PR does not need to come to a halt during an IPO
If stopping all external communications is one side of the coin, the other uses a megaphone to shout audacious statements on products, trends or financial information. While there might be a scenario for either, the ideal strategy is somewhere in the middle.
Maintaining a normal course of business and communication is possible. For example, if your company has provided a “State of the Industry” report every quarter, this asset has a paper trail and is something your prospects or customers have come to expect. However, issuing a brand new announcement around a not-yet-generally available product with executive quotes on how it will revolutionize the category could generate a flood of new customers or interest. In a quiet period, that announcement may be interpreted as a ploy to pump up stock pricing.
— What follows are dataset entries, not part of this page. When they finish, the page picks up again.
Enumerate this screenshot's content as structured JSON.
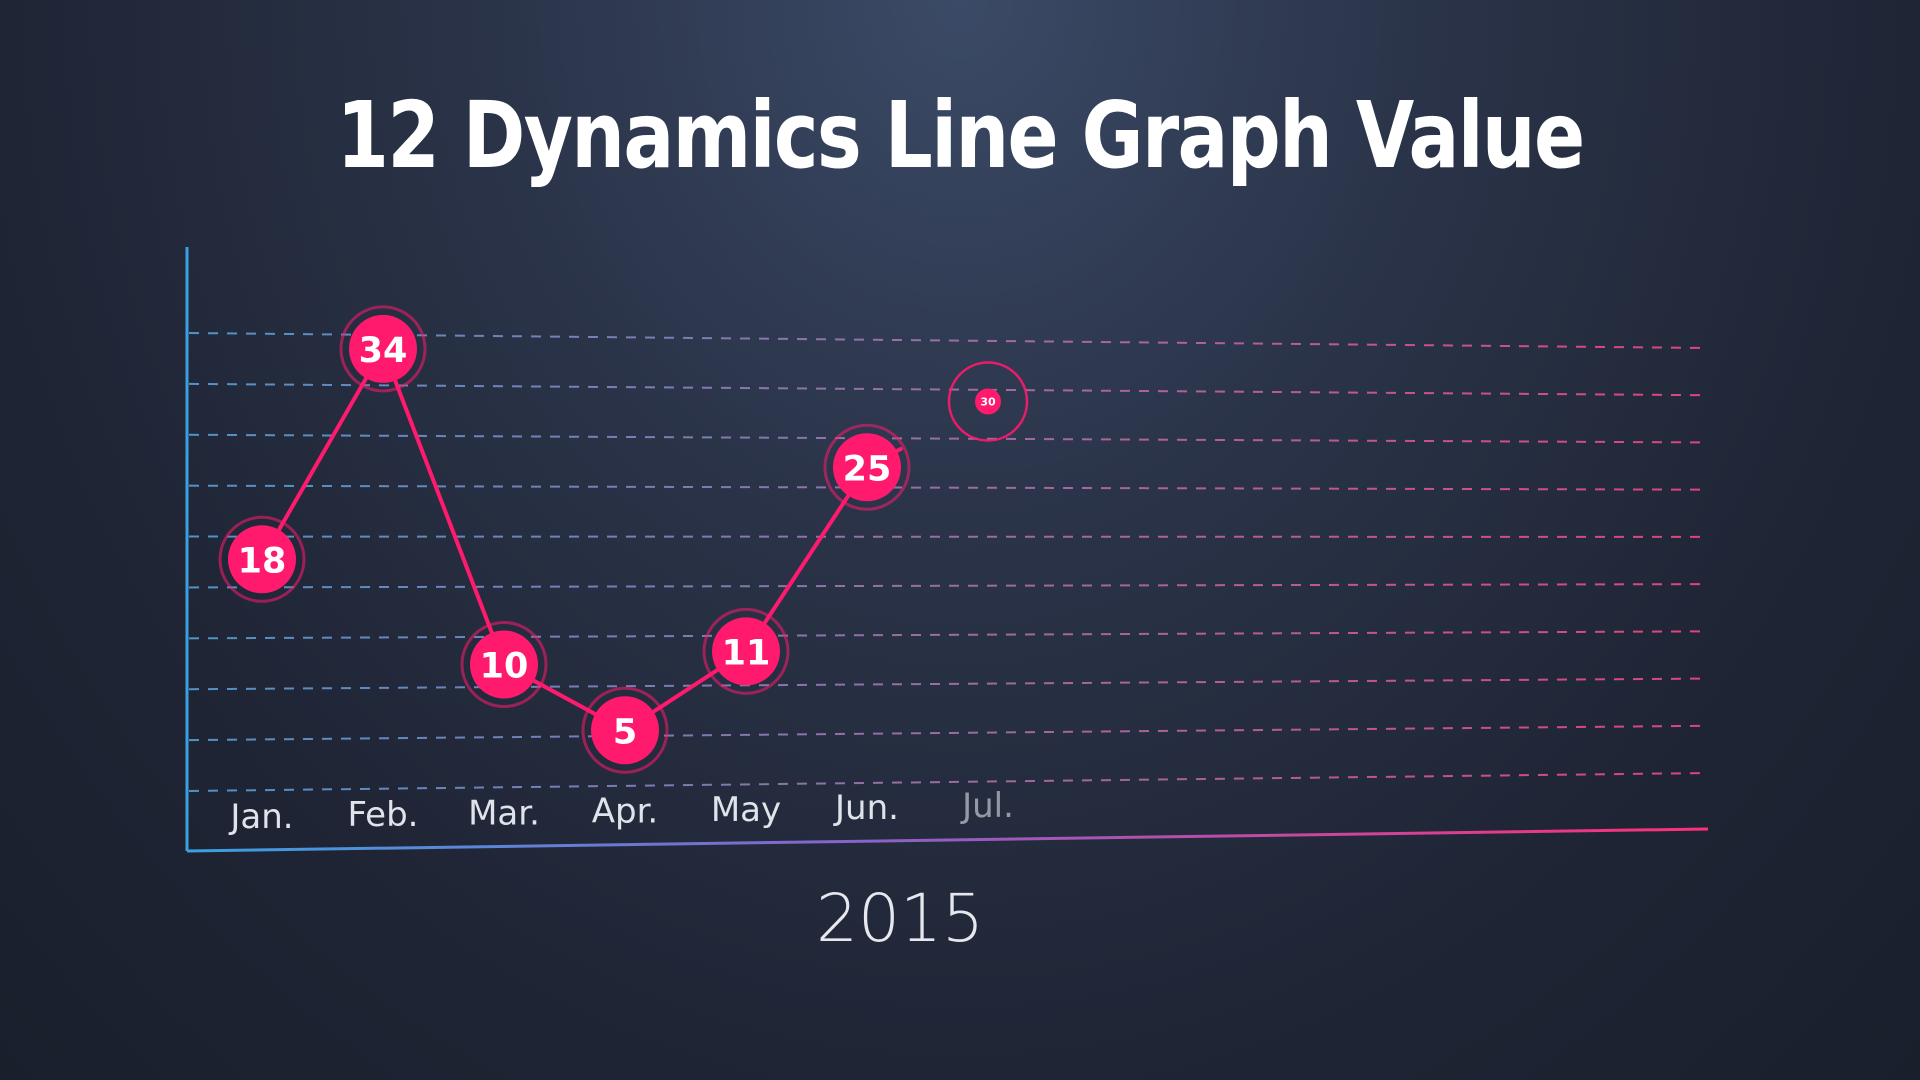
{
  "title": "12 Dynamics Line Graph Value",
  "xlabel": "2015",
  "colors": {
    "accent": "#ff1a6e",
    "axis_left": "#3aa0e0",
    "axis_right": "#ff2f78",
    "grid_left": "#5aa6e0",
    "grid_right": "#ff4a88",
    "tick_label": "#dfe3ea"
  },
  "chart_data": {
    "type": "line",
    "title": "12 Dynamics Line Graph Value",
    "xlabel": "2015",
    "ylabel": "",
    "categories": [
      "Jan.",
      "Feb.",
      "Mar.",
      "Apr.",
      "May",
      "Jun.",
      "Jul."
    ],
    "values": [
      18,
      34,
      10,
      5,
      11,
      25,
      30
    ],
    "data_labels": [
      "18",
      "34",
      "10",
      "5",
      "11",
      "25",
      "30"
    ],
    "grid": true,
    "grid_lines": 10,
    "legend": "none",
    "animating_point": "Jul."
  }
}
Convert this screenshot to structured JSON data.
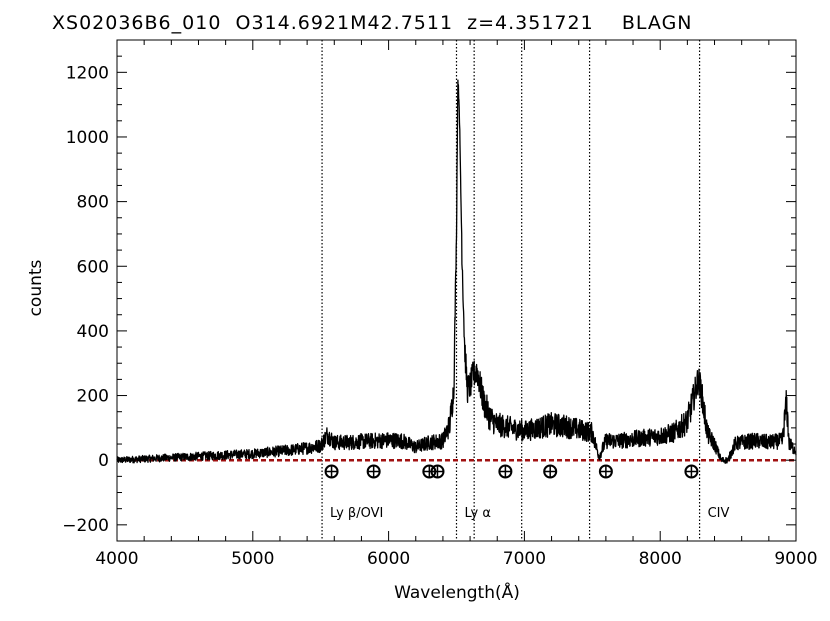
{
  "chart_data": {
    "type": "line",
    "title": "XS02036B6_010  O314.6921M42.7511  z=4.351721    BLAGN",
    "xlabel": "Wavelength(Å)",
    "ylabel": "counts",
    "xlim": [
      4000,
      9000
    ],
    "ylim": [
      -250,
      1300
    ],
    "x_ticks": [
      4000,
      5000,
      6000,
      7000,
      8000,
      9000
    ],
    "y_ticks": [
      -200,
      0,
      200,
      400,
      600,
      800,
      1000,
      1200
    ],
    "x_tick_labels": [
      "4000",
      "5000",
      "6000",
      "7000",
      "8000",
      "9000"
    ],
    "y_tick_labels": [
      "−200",
      "0",
      "200",
      "400",
      "600",
      "800",
      "1000",
      "1200"
    ],
    "series": [
      {
        "color": "#000000",
        "x": [
          4000,
          4100,
          4200,
          4300,
          4400,
          4500,
          4600,
          4700,
          4800,
          4900,
          5000,
          5100,
          5200,
          5300,
          5400,
          5500,
          5550,
          5600,
          5700,
          5800,
          5900,
          6000,
          6100,
          6200,
          6300,
          6400,
          6450,
          6480,
          6500,
          6510,
          6520,
          6540,
          6560,
          6580,
          6600,
          6620,
          6650,
          6700,
          6750,
          6800,
          6900,
          7000,
          7100,
          7200,
          7300,
          7400,
          7500,
          7550,
          7600,
          7700,
          7800,
          7900,
          8000,
          8100,
          8200,
          8250,
          8280,
          8300,
          8320,
          8350,
          8400,
          8450,
          8500,
          8550,
          8600,
          8700,
          8800,
          8900,
          8930,
          8950,
          9000
        ],
        "y": [
          0,
          2,
          4,
          6,
          8,
          10,
          12,
          14,
          16,
          18,
          20,
          24,
          28,
          32,
          38,
          45,
          80,
          55,
          55,
          58,
          60,
          62,
          60,
          40,
          55,
          60,
          110,
          220,
          700,
          1180,
          1100,
          650,
          350,
          220,
          230,
          260,
          280,
          180,
          130,
          110,
          100,
          90,
          100,
          110,
          105,
          95,
          85,
          10,
          60,
          60,
          65,
          70,
          75,
          85,
          120,
          200,
          250,
          220,
          160,
          80,
          50,
          0,
          0,
          50,
          55,
          60,
          55,
          60,
          180,
          50,
          30
        ]
      }
    ],
    "reference_line": {
      "y": 0,
      "color": "#a01010",
      "style": "dashed"
    },
    "vertical_lines": [
      5510,
      6500,
      6630,
      6980,
      7480,
      8290
    ],
    "line_labels": [
      {
        "text": "Ly β/OVI",
        "x": 5510
      },
      {
        "text": "Ly α",
        "x": 6500
      },
      {
        "text": "CIV",
        "x": 8290
      }
    ],
    "telluric_markers": [
      5580,
      5890,
      6300,
      6360,
      6860,
      7190,
      7600,
      8230
    ],
    "grid": false,
    "legend": "none"
  }
}
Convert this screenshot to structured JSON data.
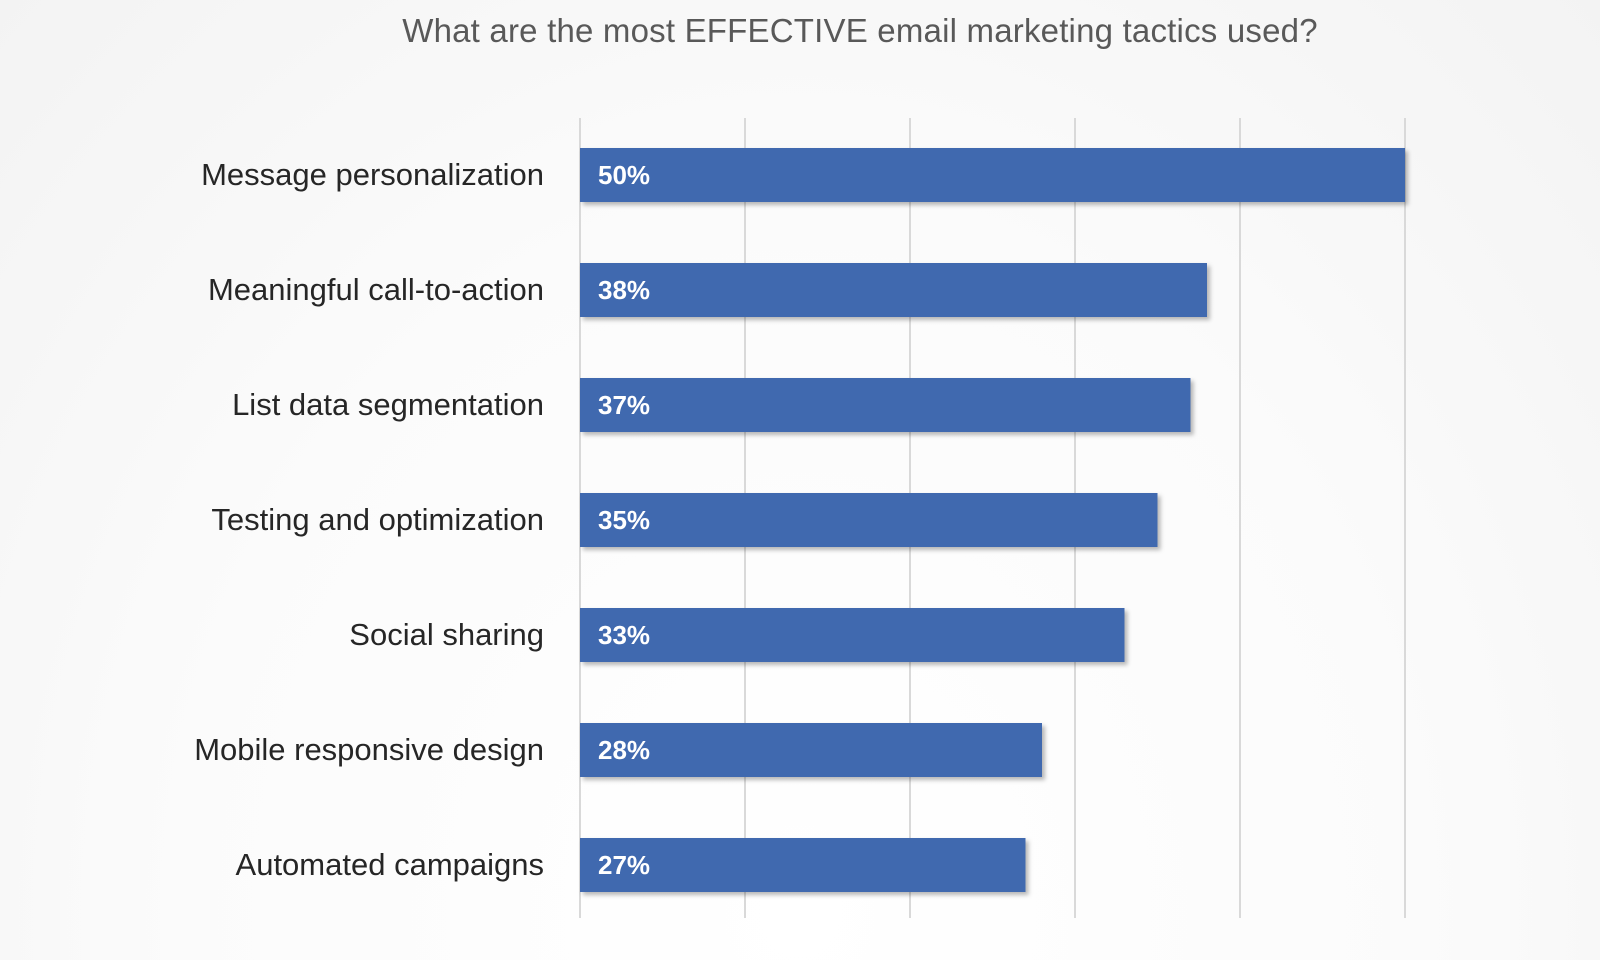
{
  "chart_data": {
    "type": "bar",
    "orientation": "horizontal",
    "title": "What are the most EFFECTIVE email marketing tactics used?",
    "categories": [
      "Message personalization",
      "Meaningful call-to-action",
      "List data segmentation",
      "Testing and optimization",
      "Social sharing",
      "Mobile responsive design",
      "Automated campaigns"
    ],
    "values": [
      50,
      38,
      37,
      35,
      33,
      28,
      27
    ],
    "data_labels": [
      "50%",
      "38%",
      "37%",
      "35%",
      "33%",
      "28%",
      "27%"
    ],
    "xlim": [
      0,
      50
    ],
    "gridlines": [
      0,
      10,
      20,
      30,
      40,
      50
    ],
    "grid": true,
    "legend": "none",
    "bar_color": "#3F69AF",
    "grid_color": "#D9D9D9"
  }
}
Additionally, if reporters often interview your subject matter experts (SME), you don’t have to freeze this strategy. However, consider the topic and publication. A video interview with Cheddar will likely require disclosing financial information — avoid this! — whereas an SME speaking on the best practices of team management to an HR trade publication will likely not broach sensitive topics. Again, if this type of media engagement was a normal course of business before an IPO, it can likely continue.
PR teams should also consider requesting email interviews rather than calls to ensure all parties (marketing, legal and the executive team) fully vet responses before publishing. This tactic avoids any accidental slip of the tongue or an unexpected question from the publication.
Don’t ghost the audience that got you this far
While a quiet period is necessary for brands, your customers and prospects aren’t expecting you to disappear on them for weeks. Keep your base engaged with the activities that caught their attention in the first place, like data-driven insights that shines a light on a new trend or helps your base solve a problem and thought leadership from your SMEs.